Madame Chevallier tapa dans ses mains pour attirer l'attention :
— Chaque binôme vient prendre une tente et deux matelas pneumatiques. Vous allez planter votre installation dans le carré de prairie délimité par un fil électrique derrière notre tente-chapiteau. Ce fil n'est pas là pour vous empêcher de sortir mais pour tenir les vaches à l'écart. Je mets en garde les garçons qui seraient tentés d'uriner par là... Ça vous fait sourire les filles ? Les toilettes se trouvent dans le plus petit des chalets, le plus près de nous. Des questions ?
— Madame, avec quoi on gonfle les matelas ? questionna Lucie.
— Il y a deux gonfleurs à pied dans cette caisse, sinon utilisez vos petits poumons ! Rassemblement ici dans trente minutes.

Madame Chevallier reprit la parole :
— Étant donné notre retard -il est maintenant six heures- comme le vous l'ai dit, nous avons modifié le programme de l'après-midi. Au lieu de l'excursion au col de l'ours qui demande plus de trois heures de marche, nous avons décidé de vous laisser quartier libre.
— Ouais ! cria Tony.
— Attention Tony, ça ne veut pas dire que vous pouvez faire n'importe quoi. Nous vous demandons de vous associer par deux avec, dans la mesure du possible, un appareil photo ou un smartphone par binôme et de vous promener en photographiant tout ce qui vous semble beau, intéressant ou inhabituel. Vous disposez d'une heure et demie. Avez-vous des questions ?
— M'dame, il est où File… euh monsieur Doucet ? demanda Clément.
— Dans un chalet, il s'occupe du repas qui aura lieu à huit heures ici même. Allez !
— Valentin, je peux m'associer avec toi ? demanda Pauline, mon téléphone est un vieux truc qui ne fait pas de belles photos.
Valentin sourit :
— Bien sûr, si Gilles avec qui je vais partager la tente est d'accord. Gilles, tu peux choisir un autre équipier ? Je m'associe avec Pauline pour les photos.
— OK Val, pas de problème, je me mets avec Lucie, Bouboule va avec Eva, Flo s'associe avec Mathilde. Olive reste avec Quentin.
— C'est réglé Pauline, où veux-tu aller ?
— Au hasard. Prenons ce chemin.
Un chemin « jeepable » bordé de prairies pâturées serpentait en montant dans le vallon, les deux adolescents adoptèrent un pas régulier et s'élevèrent dans la montagne.
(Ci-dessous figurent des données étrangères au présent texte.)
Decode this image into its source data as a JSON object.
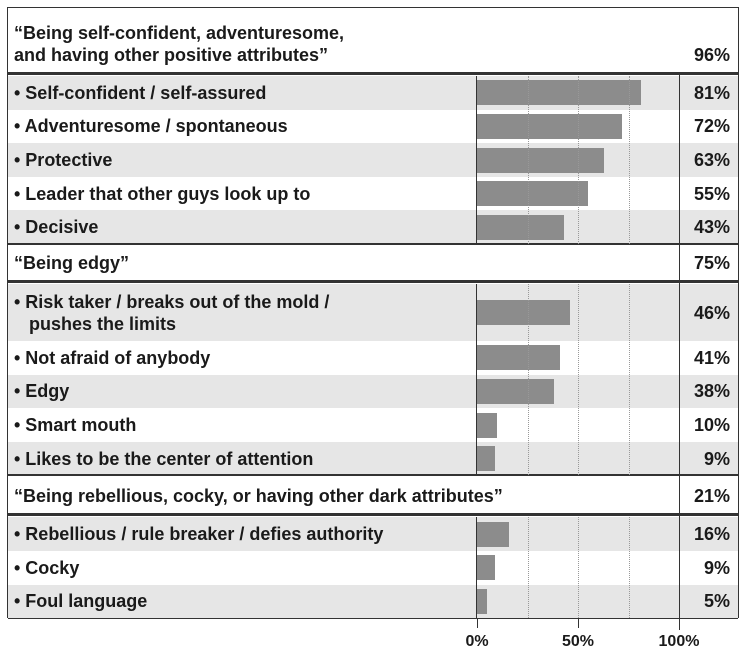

Ils passèrent devant deux granges, traversèrent un ruisseau à gué, pénétrèrent dans un bois clair. Valentin s'éloigna un peu du chemin, savourant la douceur du tapis de mousse sous ses pas. Un peu plus loin, il se pencha, cueillit un brin de muguet tardif en raison de l'altitude.
— Tiens, pour toi.
— Merci Valentin. Hum, quel adorable parfum !
— Oh, regarde Pauline cette fleur extraordinaire, je n'en ai encore jamais vues de telles ! Tu la connais ?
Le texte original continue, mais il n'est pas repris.